Step 1 – Purchase or Grow Marigold Seedlings
Grow your own seedlings by sowing marigold seeds in a seed tray filled with potting mix. Sow each seed about 1 inch apart, and cover with a thin layer of potting mix, about ¼-inch thick. Keep the soil moist by sprinkling small amounts of water, as required.
The seedlings will sprout in a few weeks' time, and you can transplant each one individually in a small pot or container. If you are purchasing seedlings from the nursery or gardening center, look for healthy young plants that are not in bloom. Choose a plant with fewer blossoms as it will be able to use its energy towards root formation rather than flower production.

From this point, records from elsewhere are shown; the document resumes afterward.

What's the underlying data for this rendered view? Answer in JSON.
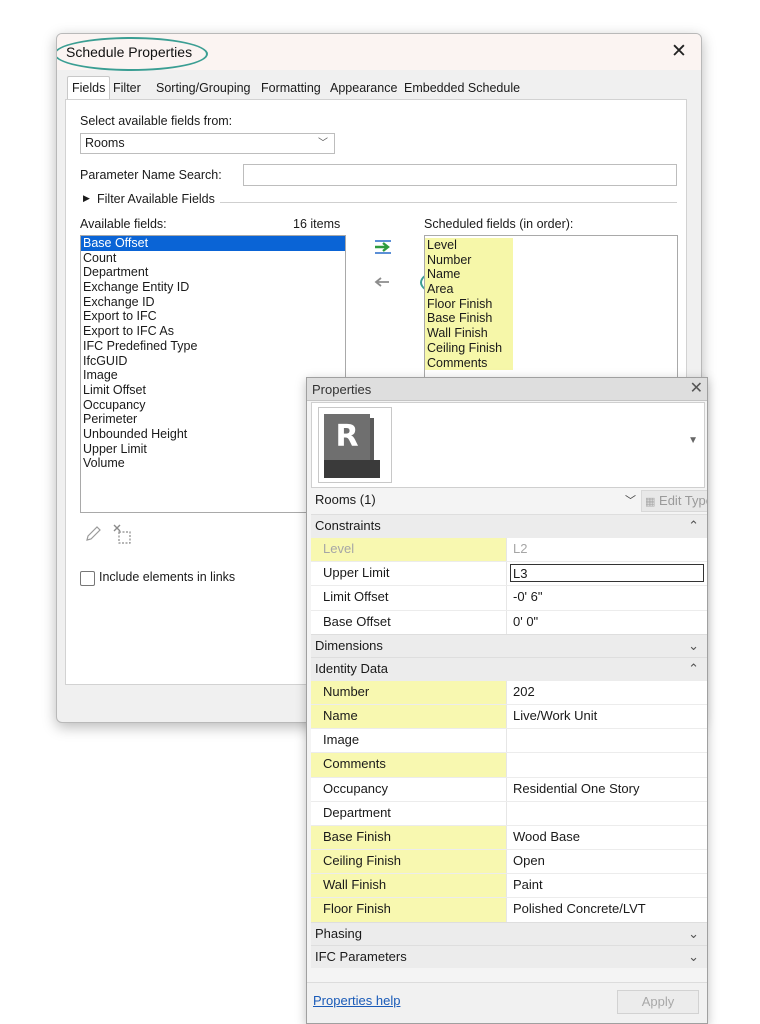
{
  "dialog": {
    "title": "Schedule Properties",
    "tabs": [
      "Fields",
      "Filter",
      "Sorting/Grouping",
      "Formatting",
      "Appearance",
      "Embedded Schedule"
    ],
    "active_tab": "Fields",
    "select_from_label": "Select available fields from:",
    "select_from_value": "Rooms",
    "param_search_label": "Parameter Name Search:",
    "param_search_value": "",
    "filter_available_label": "Filter Available Fields",
    "available_label": "Available fields:",
    "available_count": "16 items",
    "available_fields": [
      "Base Offset",
      "Count",
      "Department",
      "Exchange Entity ID",
      "Exchange ID",
      "Export to IFC",
      "Export to IFC As",
      "IFC Predefined Type",
      "IfcGUID",
      "Image",
      "Limit Offset",
      "Occupancy",
      "Perimeter",
      "Unbounded Height",
      "Upper Limit",
      "Volume"
    ],
    "selected_available": "Base Offset",
    "scheduled_label": "Scheduled fields (in order):",
    "scheduled_fields": [
      "Level",
      "Number",
      "Name",
      "Area",
      "Floor Finish",
      "Base Finish",
      "Wall Finish",
      "Ceiling Finish",
      "Comments"
    ],
    "include_links_label": "Include elements in links",
    "include_links_checked": false,
    "highlight_color": "#f6f7a9",
    "annotation_color": "#3b9e93"
  },
  "properties": {
    "title": "Properties",
    "type_icon": "revit-r-logo",
    "type_icon_letter": "R",
    "selection": "Rooms (1)",
    "edit_type_label": "Edit Type",
    "groups": [
      {
        "name": "Constraints",
        "state": "expanded",
        "rows": [
          {
            "name": "Level",
            "value": "L2",
            "highlight": true,
            "readonly": true
          },
          {
            "name": "Upper Limit",
            "value": "L3",
            "editing": true
          },
          {
            "name": "Limit Offset",
            "value": "-0'  6\""
          },
          {
            "name": "Base Offset",
            "value": "0'  0\""
          }
        ]
      },
      {
        "name": "Dimensions",
        "state": "collapsed",
        "rows": []
      },
      {
        "name": "Identity Data",
        "state": "expanded",
        "rows": [
          {
            "name": "Number",
            "value": "202",
            "highlight": true
          },
          {
            "name": "Name",
            "value": "Live/Work Unit",
            "highlight": true,
            "button": true
          },
          {
            "name": "Image",
            "value": ""
          },
          {
            "name": "Comments",
            "value": "",
            "highlight": true,
            "button": true
          },
          {
            "name": "Occupancy",
            "value": "Residential One Story",
            "button": true
          },
          {
            "name": "Department",
            "value": "",
            "button": true
          },
          {
            "name": "Base Finish",
            "value": "Wood Base",
            "highlight": true,
            "button": true
          },
          {
            "name": "Ceiling Finish",
            "value": "Open",
            "highlight": true,
            "button": true
          },
          {
            "name": "Wall Finish",
            "value": "Paint",
            "highlight": true,
            "button": true
          },
          {
            "name": "Floor Finish",
            "value": "Polished Concrete/LVT",
            "highlight": true,
            "button": true
          }
        ]
      },
      {
        "name": "Phasing",
        "state": "collapsed",
        "rows": []
      },
      {
        "name": "IFC Parameters",
        "state": "collapsed",
        "rows": []
      }
    ],
    "help_link": "Properties help",
    "apply_label": "Apply"
  }
}
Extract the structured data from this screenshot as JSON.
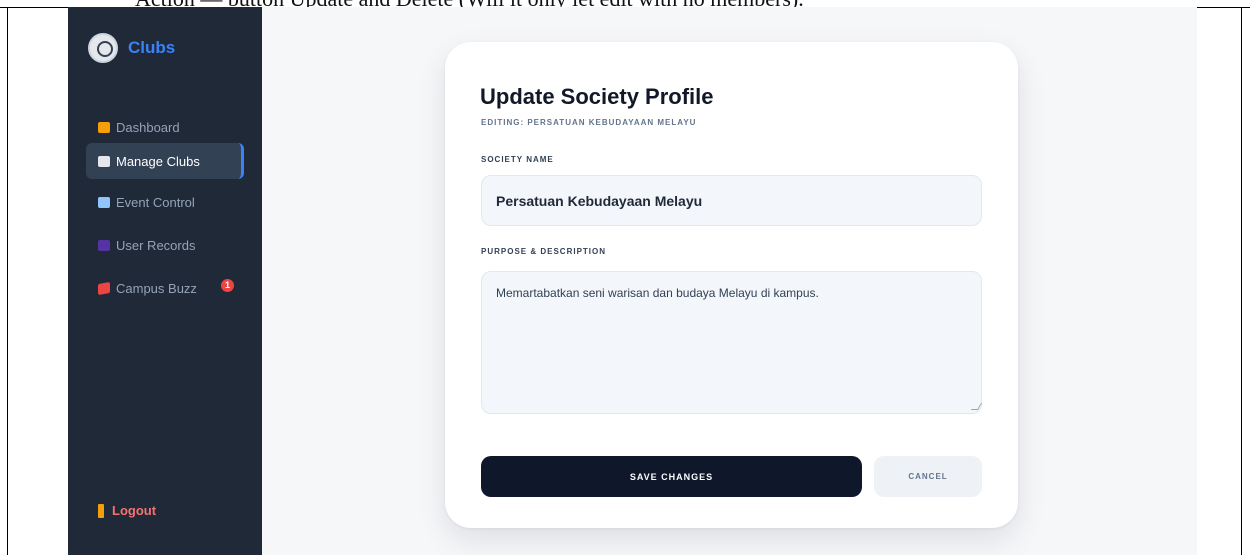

You can plant seedlings in the outdoors in spring, when the soil has warmed up and there is no more chance of frost. If you are transplanting your own seedlings, wait till they have grown to about 4 or 5 inches tall. Choose the healthiest seedlings for transplanting.
Step 2 – Select and Prepare the Planting Spot
Marigolds are undemanding plants and will grow reasonably well in average soil. However, if you make the effort to amend the soil to make it fertile and well-drained, you will be rewarded with luscious, healthier blooms.
To prepare the planting spot, choose an area in your backyard that is sunny or partially shaded. Use a shovel to dig the soil to a depth of about 1 foot, and mix in some mature compost and all-purpose fertilizer. Remove all weeds and debris or pebbles from the planting spot. Let the soil settle for a few weeks before planting the seedlings.
Step 3 – Plant the Marigold Seedlings
Depending on the size of your marigold plants, you will have to adjust the spacing between the planting spots. It is important to shield young seedlings from the hot sun, so choose a cloudy day for transplanting or do the work in the evening. Space miniature varieties about 10 inches apart, but give larger varieties a distance of about 1½ feet between each other.
Dig out a hole that is about the same size as the pot or container in which the seedling is growing. Gently remove the seedling from its container and place it in the soil at the same planting depth as in the container.
Backfill the soil and firm the plant in place, removing any air pockets. Mulch the area around the plant. Water till the soil is moist. Supply a suitable fertilizer every 4 to 5 weeks for better overall growth and flowers.